There had been practically no town planning for the Victorian cities. In vast areas of London and other cities there was no open space within reach of the children, whose only playground outside the school yard was the hard and ugly street. To millions the divorce from nature was absolute, and so too was the divorce from all dignity and beauty and significance in the wilderness of mean streets in which they were bred, whether in the well-to-do suburb or the slum. The new education and the new journalism were both the outcome of these surroundings and partook of their nature. A generation bred under such conditions might retain many sturdy qualities of character, might even with better food and clothing improve in physique, might develop sharp wits and a brave, cheery, humorous attitude to life, but its imaginative powers must necessarily decline, and the stage is thus set for the gradual standardization of human personality. There, was increasing awareness of this ugliness. Ruskin inspired the rising generation of writers and thinkers with a sense of disgust at the ugliness of industrial civilization. Looking back through history, they thought they saw fairer world than modern' Lancashire. But there was no going hack, except in imagination.
Spread of Education
During the period under question, education was not only a national requirement on the necessity for which al! were agreed; it was also the chief battleground of various religious groups. A sort of religious compromise was reached and England was enabled to obtain a system of universal primary education without which she must soon have fallen into the rear among modern nations. The average school attendance rose from one and a quarter million to four and a half million, while the money spent on each child was doubled. But the state did little as yet for Secondary Education; nor was there a sufficient ladder of school scholarship to the Universities for the ablest children in primary schools.
The Empire: The Colonies
Social life in Victorian England would have been a very different thing, if it had not been the centre of a great maritime trade, and of an Empire. For generations past, the ways of thought and habits of life in English towns and villages had been strongly influenced by her overseas connections. During Victoria's reign, when the tide of emigration was still running stronger than ever, the postage stamp kept the emigrant in touch with his people at home. Often he returned home and told tales of the lands he had visited. In this way human manner, the middle and lower classes knew quite as much about the 'Empire' as their 'betters'. The professional and upper classes also went out to careers all over the world to govern, and trade, and hunt. Englishmen got lucrative appointments in India and other colonies. In this manner, a vast and varied overseas experience was for ever pouring back into every town and every hamlet in Victoria's England.

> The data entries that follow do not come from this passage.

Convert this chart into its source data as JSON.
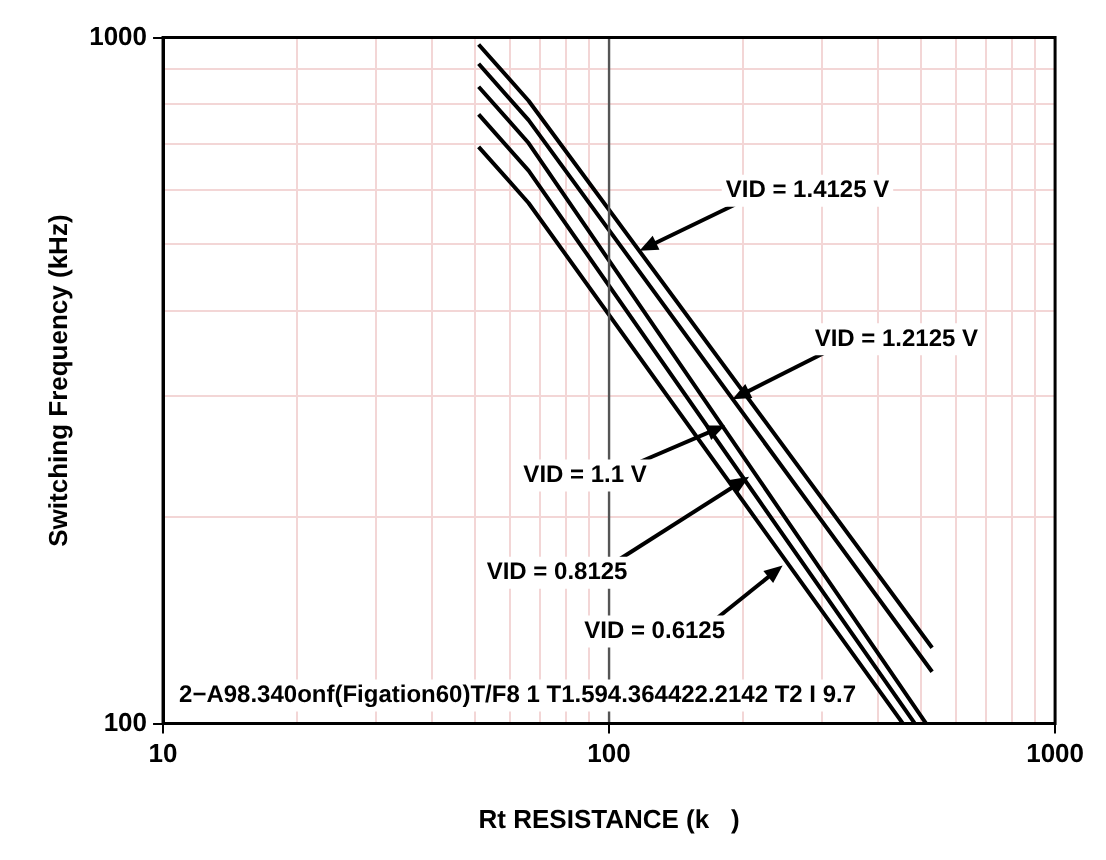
{
  "chart_data": {
    "type": "line",
    "xlabel": "Rt RESISTANCE (k   )",
    "ylabel": "Switching Frequency (kHz)",
    "ref_lines": [
      {
        "axis": "x",
        "value": 100,
        "color": "#555555"
      }
    ],
    "xlim": [
      10,
      1000
    ],
    "ylim": [
      100,
      1000
    ],
    "log": "xy",
    "grid": true,
    "legend": false,
    "marker": "none",
    "line_style": "solid",
    "xticks": [
      10,
      {
        "value": 20,
        "label": null
      },
      {
        "value": 30,
        "label": null
      },
      {
        "value": 40,
        "label": null
      },
      {
        "value": 50,
        "label": null
      },
      {
        "value": 60,
        "label": null
      },
      {
        "value": 70,
        "label": null
      },
      {
        "value": 80,
        "label": null
      },
      {
        "value": 90,
        "label": null
      },
      100,
      {
        "value": 200,
        "label": null
      },
      {
        "value": 300,
        "label": null
      },
      {
        "value": 400,
        "label": null
      },
      {
        "value": 500,
        "label": null
      },
      {
        "value": 600,
        "label": null
      },
      {
        "value": 700,
        "label": null
      },
      {
        "value": 800,
        "label": null
      },
      {
        "value": 900,
        "label": null
      },
      1000
    ],
    "yticks": [
      100,
      {
        "value": 200,
        "label": null
      },
      {
        "value": 300,
        "label": null
      },
      {
        "value": 400,
        "label": null
      },
      {
        "value": 500,
        "label": null
      },
      {
        "value": 600,
        "label": null
      },
      {
        "value": 700,
        "label": null
      },
      {
        "value": 800,
        "label": null
      },
      {
        "value": 900,
        "label": null
      },
      1000
    ],
    "series": [
      {
        "color": "#000000",
        "x": [
          51,
          66,
          530
        ],
        "values": [
          977,
          809,
          129
        ]
      },
      {
        "color": "#000000",
        "x": [
          51,
          66,
          530
        ],
        "values": [
          916,
          758,
          119
        ]
      },
      {
        "color": "#000000",
        "x": [
          51,
          66,
          514
        ],
        "values": [
          848,
          702,
          100
        ]
      },
      {
        "color": "#000000",
        "x": [
          51,
          66,
          485
        ],
        "values": [
          773,
          640,
          100
        ]
      },
      {
        "color": "#000000",
        "x": [
          51,
          66,
          456
        ],
        "values": [
          693,
          574,
          100
        ]
      }
    ],
    "annotations": [
      {
        "text": "VID = 1.4125 V",
        "x": 117,
        "y": 489
      },
      {
        "text": "VID = 1.2125 V",
        "x": 189,
        "y": 297
      },
      {
        "text": "VID = 1.1 V",
        "x": 182,
        "y": 272
      },
      {
        "text": "VID = 0.8125",
        "x": 206,
        "y": 229
      },
      {
        "text": "VID = 0.6125",
        "x": 245,
        "y": 170
      },
      "2−A98.340onf(Figation60)T/F8 1 T1.594.364422.2142 T2 I 9.7"
    ]
  }
}
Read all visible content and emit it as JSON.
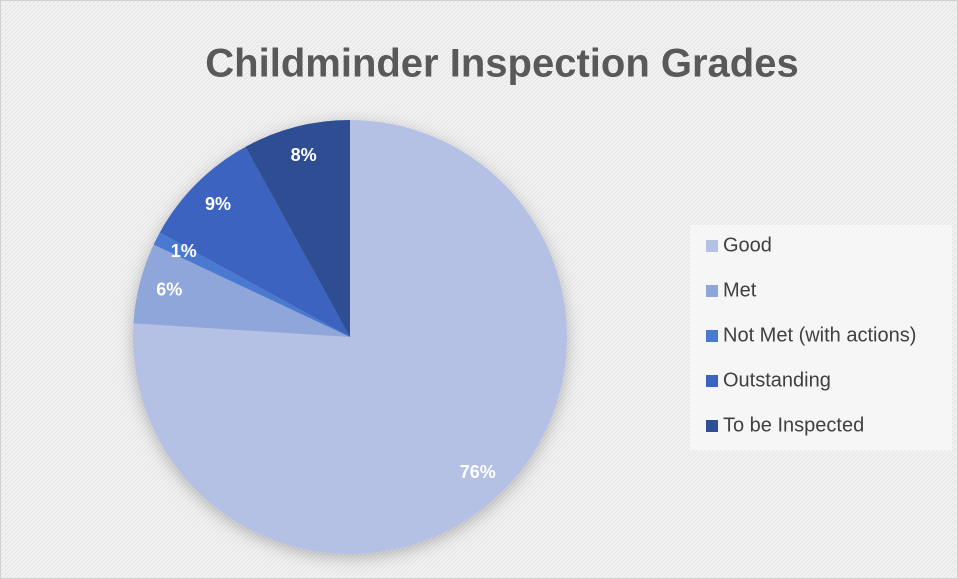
{
  "chart_data": {
    "type": "pie",
    "title": "Childminder Inspection Grades",
    "categories": [
      "Good",
      "Met",
      "Not Met (with actions)",
      "Outstanding",
      "To be Inspected"
    ],
    "values": [
      76,
      6,
      1,
      9,
      8
    ],
    "value_labels": [
      "76%",
      "6%",
      "1%",
      "9%",
      "8%"
    ],
    "colors": [
      "#b4c1e4",
      "#8fa6da",
      "#4a79d0",
      "#3b63bf",
      "#2f4e93"
    ],
    "legend": "right"
  }
}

An Era of Peace and Complacency
Victorian prosperity and Victorian civilization, alike in their grosser and their higher aspects, were due to a long immunity from great wars and from any serious danger to the nation. Safe behind the shield of the navy, Englishman thought of all the problems of life in terms of peace and security which were in fact the outcome of temporary and local circumstances, and not part of nature's universal order. On the whole, England's supremacy on the high-seas was used on the side of peace, goodwill and freedom. Thus developed the Victorian complacency, the Victorian faith in the supremacy of the English nation, and the Victorian faith in endless progress. To the Englishman, foreign affairs were a branch of liberal and conservative politics, tinged with emotion, a matter of taste, not a question of existence.